Jobindex A/S (CPSE:JOBNDX) delivered an ROE of 91.58% over the past 12 months, which is an impressive feat relative to its industry average of 12.05% during the same period. While the impressive ratio tells us that JOBNDX has made significant profits from little equity capital, ROE doesn’t tell us if JOBNDX has borrowed debt to make this happen. Today, we’ll take a closer look at some factors like financial leverage to see how sustainable JOBNDX’s ROE is. Check out our latest analysis for Jobindex

Breaking down ROE — the mother of all ratios

Firstly, Return on Equity, or ROE, is simply the percentage of last years’ earning against the book value of shareholders’ equity. For example, if the company invests DKK1 in the form of equity, it will generate DKK0.92 in earnings from this. In most cases, a higher ROE is preferred; however, there are many other factors we must consider prior to making any investment decisions.

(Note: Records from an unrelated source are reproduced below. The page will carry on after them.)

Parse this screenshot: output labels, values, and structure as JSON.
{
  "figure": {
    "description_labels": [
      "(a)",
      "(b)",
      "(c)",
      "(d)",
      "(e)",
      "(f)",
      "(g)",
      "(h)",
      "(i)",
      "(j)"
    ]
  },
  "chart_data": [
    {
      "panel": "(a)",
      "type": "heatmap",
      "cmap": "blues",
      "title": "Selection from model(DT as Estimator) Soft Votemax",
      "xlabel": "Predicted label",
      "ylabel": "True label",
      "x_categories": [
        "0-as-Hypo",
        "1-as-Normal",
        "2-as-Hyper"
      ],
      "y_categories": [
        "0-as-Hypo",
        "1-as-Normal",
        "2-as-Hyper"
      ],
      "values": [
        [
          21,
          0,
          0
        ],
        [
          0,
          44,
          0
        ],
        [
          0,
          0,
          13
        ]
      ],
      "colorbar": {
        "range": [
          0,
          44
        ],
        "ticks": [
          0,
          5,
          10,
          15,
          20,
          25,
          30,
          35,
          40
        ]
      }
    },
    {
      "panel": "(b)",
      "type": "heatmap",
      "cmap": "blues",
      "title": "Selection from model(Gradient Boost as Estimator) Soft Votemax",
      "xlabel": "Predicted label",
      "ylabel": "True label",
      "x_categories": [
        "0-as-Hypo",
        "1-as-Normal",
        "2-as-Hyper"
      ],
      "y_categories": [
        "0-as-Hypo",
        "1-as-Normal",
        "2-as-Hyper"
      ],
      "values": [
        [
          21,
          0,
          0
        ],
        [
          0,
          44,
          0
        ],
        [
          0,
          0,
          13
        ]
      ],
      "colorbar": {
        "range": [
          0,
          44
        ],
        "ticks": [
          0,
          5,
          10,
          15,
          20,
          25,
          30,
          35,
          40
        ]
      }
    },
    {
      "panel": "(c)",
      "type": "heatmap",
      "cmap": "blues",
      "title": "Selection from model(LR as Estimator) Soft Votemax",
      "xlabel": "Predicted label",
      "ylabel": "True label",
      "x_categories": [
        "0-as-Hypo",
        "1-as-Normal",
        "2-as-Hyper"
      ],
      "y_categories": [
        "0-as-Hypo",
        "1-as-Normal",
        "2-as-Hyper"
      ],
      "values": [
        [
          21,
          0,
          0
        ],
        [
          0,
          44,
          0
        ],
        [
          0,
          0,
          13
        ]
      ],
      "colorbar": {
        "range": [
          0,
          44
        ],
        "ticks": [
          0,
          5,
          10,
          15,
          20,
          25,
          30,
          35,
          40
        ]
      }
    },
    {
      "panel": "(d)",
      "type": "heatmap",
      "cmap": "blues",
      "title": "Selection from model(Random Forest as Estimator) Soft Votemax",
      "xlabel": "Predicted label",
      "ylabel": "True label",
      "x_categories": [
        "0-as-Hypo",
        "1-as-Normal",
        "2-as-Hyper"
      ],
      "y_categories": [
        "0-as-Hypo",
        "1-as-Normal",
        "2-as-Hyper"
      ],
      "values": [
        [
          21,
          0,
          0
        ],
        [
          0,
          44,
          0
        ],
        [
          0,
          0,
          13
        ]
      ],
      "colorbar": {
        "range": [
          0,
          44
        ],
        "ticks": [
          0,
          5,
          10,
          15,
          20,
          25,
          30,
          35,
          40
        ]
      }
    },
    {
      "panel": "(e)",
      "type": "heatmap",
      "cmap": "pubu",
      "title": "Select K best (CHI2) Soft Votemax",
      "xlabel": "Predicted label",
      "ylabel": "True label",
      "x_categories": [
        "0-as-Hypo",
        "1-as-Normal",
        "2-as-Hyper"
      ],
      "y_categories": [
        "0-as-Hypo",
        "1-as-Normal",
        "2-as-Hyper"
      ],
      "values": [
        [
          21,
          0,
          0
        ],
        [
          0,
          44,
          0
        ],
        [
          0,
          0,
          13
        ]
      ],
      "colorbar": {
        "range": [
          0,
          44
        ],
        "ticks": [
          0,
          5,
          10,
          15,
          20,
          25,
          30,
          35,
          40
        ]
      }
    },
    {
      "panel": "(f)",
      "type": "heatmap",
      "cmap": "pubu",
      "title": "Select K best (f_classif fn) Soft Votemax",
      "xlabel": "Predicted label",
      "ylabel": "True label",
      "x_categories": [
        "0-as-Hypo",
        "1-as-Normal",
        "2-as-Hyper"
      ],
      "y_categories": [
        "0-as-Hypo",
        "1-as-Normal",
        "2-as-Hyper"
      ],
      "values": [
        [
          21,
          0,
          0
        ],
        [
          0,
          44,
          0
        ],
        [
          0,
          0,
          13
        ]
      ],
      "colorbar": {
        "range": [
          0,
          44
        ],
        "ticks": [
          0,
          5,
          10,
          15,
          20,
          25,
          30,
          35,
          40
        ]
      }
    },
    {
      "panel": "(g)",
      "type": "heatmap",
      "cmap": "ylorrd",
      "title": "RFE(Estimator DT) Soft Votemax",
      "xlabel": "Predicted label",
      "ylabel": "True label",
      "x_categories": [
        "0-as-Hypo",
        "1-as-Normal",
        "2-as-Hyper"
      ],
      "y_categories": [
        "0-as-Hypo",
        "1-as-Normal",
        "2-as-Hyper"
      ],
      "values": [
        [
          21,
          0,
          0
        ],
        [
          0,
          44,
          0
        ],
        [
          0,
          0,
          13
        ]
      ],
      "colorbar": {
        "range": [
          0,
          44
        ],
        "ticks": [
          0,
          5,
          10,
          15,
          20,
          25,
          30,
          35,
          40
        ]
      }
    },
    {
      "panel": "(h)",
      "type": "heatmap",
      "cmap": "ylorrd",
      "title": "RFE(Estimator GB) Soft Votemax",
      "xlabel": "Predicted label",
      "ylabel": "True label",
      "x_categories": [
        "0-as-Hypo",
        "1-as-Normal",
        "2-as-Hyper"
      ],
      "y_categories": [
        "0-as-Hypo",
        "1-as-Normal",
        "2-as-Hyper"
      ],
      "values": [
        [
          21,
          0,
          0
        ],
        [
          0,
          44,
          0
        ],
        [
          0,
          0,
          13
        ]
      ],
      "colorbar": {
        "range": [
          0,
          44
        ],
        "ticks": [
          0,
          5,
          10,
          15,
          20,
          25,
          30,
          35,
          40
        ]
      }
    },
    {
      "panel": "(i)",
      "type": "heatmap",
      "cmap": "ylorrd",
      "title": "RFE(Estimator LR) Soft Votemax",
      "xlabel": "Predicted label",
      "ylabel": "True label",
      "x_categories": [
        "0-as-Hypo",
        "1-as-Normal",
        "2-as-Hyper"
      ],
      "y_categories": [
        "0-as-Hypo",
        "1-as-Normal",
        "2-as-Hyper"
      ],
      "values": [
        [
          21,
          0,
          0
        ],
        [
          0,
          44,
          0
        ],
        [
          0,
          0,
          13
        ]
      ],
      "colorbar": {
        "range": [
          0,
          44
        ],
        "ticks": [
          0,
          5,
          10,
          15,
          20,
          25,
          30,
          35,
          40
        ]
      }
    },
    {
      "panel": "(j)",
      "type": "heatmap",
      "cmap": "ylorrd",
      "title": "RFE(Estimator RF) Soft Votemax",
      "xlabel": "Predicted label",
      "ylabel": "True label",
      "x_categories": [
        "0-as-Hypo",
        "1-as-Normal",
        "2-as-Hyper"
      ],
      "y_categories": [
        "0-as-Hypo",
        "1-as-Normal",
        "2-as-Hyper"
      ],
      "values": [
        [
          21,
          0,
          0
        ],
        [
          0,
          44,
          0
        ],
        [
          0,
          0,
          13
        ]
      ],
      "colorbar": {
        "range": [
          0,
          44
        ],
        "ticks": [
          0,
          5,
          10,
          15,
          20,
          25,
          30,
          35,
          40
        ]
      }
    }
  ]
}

Return on Equity = Net Profit ÷ Shareholders Equity

ROE is assessed against cost of equity, which is measured using the Capital Asset Pricing Model (CAPM) – but let’s not dive into the details of that today. For now, let’s just look at the cost of equity number for Jobindex, which is 9.25%. This means Jobindex returns enough to cover its own cost of equity, with a buffer of 82.33%. This sustainable practice implies that the company pays less for its capital than what it generates in return. ROE can be broken down into three different ratios: net profit margin, asset turnover, and financial leverage. This is called the Dupont Formula:

Dupont Formula

ROE = profit margin × asset turnover × financial leverage

ROE = (annual net profit ÷ sales) × (sales ÷ assets) × (assets ÷ shareholders’ equity)

ROE = annual net profit ÷ shareholders’ equity

CPSE:JOBNDX Last Perf May 7th 18
CPSE:JOBNDX Last Perf May 7th 18

The first component is profit margin, which measures how much of sales is retained after the company pays for all its expenses. The other component, asset turnover, illustrates how much revenue Jobindex can make from its asset base. The most interesting ratio, and reflective of sustainability of its ROE, is financial leverage. Since ROE can be artificially increased through excessive borrowing, we should check Jobindex’s historic debt-to-equity ratio. Currently Jobindex has virtually no debt, which means its returns are predominantly driven by equity capital. Therefore, the level of financial leverage has no impact on ROE, and the ratio is a representative measure of the efficiency of all its capital employed firm-wide.